Alors que j'approche de la longue montée vers le sommet de ladite colline, je suis rejoint par deux coureurs. L'un va filer, et l'autre (en veste jaune) ne va finalement pas beaucoup plus vite que moi et a envie de discuter un peu. On restera plus ou moins ensemble pendant deux heures.
C'est un ancien le gars, il n'a pas trop regardé le profil avant la course, n'a ni montre ni GPS, au feeling ! Je l'informe donc qu'on est parti pour une longue ascension jusqu'au km 22.

Dans la longue grimpette avec mon compagnon de route

Au sommet c'est le top ! On court entre les buis, les petits arbres et les jonquilles en fleur... on fait un beau sport quand même !

Les jonquilles en fleur, rendues un peu tristes par la pluie
S'en suit une longue descente vers le deuxième ravito à l'entrée du joli village de Marsanne, au km 26.
Je reste quatre minutes au ravito. Au programme : remplissage des bidons, grignotage sucré-salé, changement de batterie de la GoPro (qui provoque l'entrée de l'humidité et donc de la buée dans le boitier...).

Sans s'être coordonnés, on repart ensemble, mon acolyte en jaune et moi-même, pour une petite traversée du village de Marsanne. Il en profite pour me demander depuis combien de temps on court (il n'a pas de montre je rappelle). 3h48 lui dis-je.

Dans Marsanne
L'église qui domine Marsanne

Après ce détour pittoresque on retrouve la nature, et les singles grimpant de nouveau sur la montagne (je disais colline tout à l'heure...), jusqu'au col de la Grande Limite, et même un peu plus haut, dans ce monde où des éoliennes géantes vrombissent dans la brume... et où mon compagnon commence à avoir les jambes lourdes. Je ne le reverrai plus.

A partir de là, vers le km 30, le parcours devient plus roulant (sur le papier en tout cas), mais avant de lâcher les chevaux il faut survivre aux chemins aussi boueux qu'en dévers. Pendant quelques centaines de mètres c'est un festival de glissades, de rattrapage en crabe et autres figures de style. Je m'en sors sans tomber et peux profiter des prochains kilomètres, globalement descendants (j'ai bien dit "globalement") pour doubler quelques coureurs (tous très sympas), et arriver encore en bonne forme, avec juste une petite faim, au troisième ravito (km 36). Ca tombe bien, il y a du saucisson et du fromage ! Je reste quelques minutes pour refaire le plein et repars refait avec un petit sandwich à la main !

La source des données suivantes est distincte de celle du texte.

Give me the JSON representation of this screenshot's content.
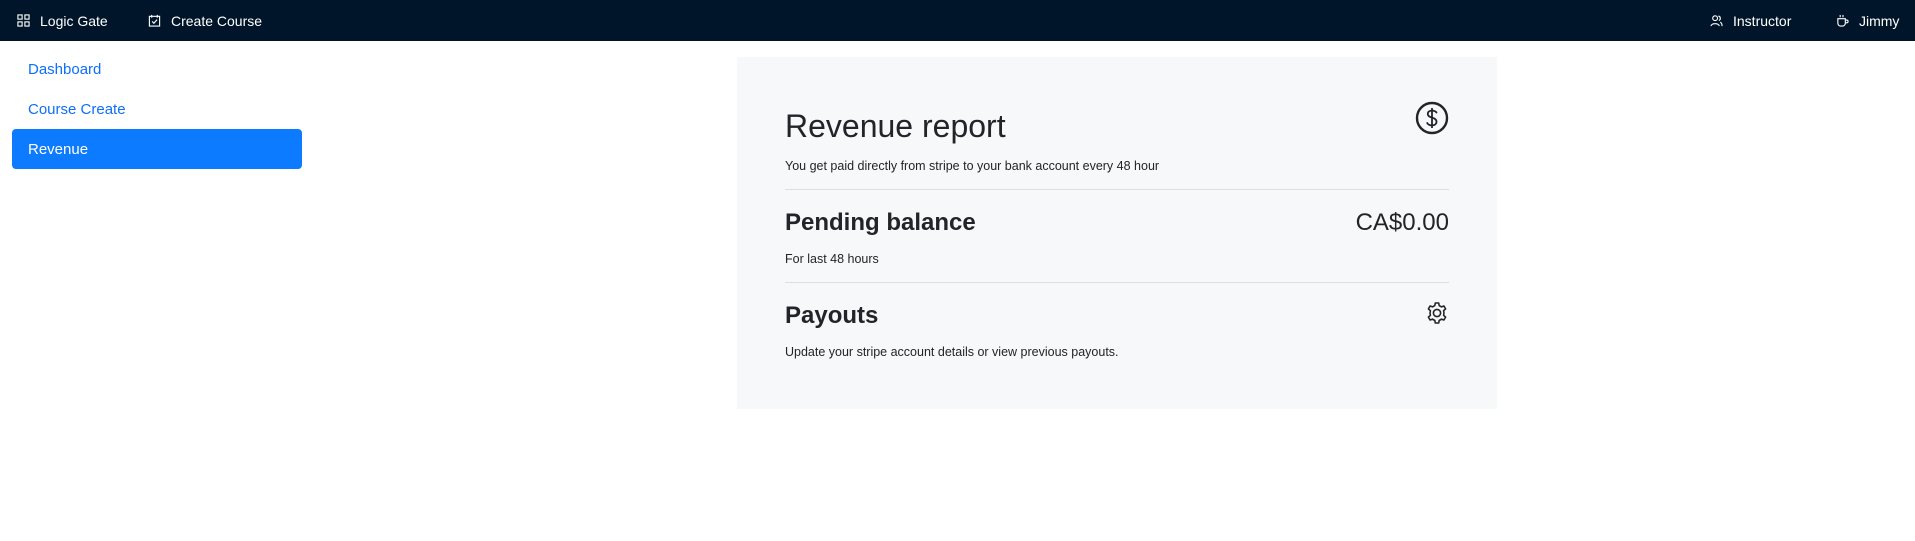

Curieux balisage avant le troisième ravito...
Un salut à mes amis les ânes

Les kilomètres qui suivent sont assez déroutants. On enchaîne les petites montées et petites descentes, ça slalome dans la garrigue, il faut souvent relancer, et j'y arrive encore, tout content de pouvoir courir dès que la pente se radouci. Mais il commence à me tarder d'arriver au pied de la dernière bosse qui fait office d'épouvantail de la fin de course. Le truc c'est que sur le papier on doit parcourir 45 ou 47 km (c'est pas très précis) mais que je sais qu'on en fera plus, sans vraiment savoir combien. Difficile alors de déterminer combien il reste de kilomètres avant d'arriver sur la dernière bosse, et comme en plus on tournicote dans la garrigue...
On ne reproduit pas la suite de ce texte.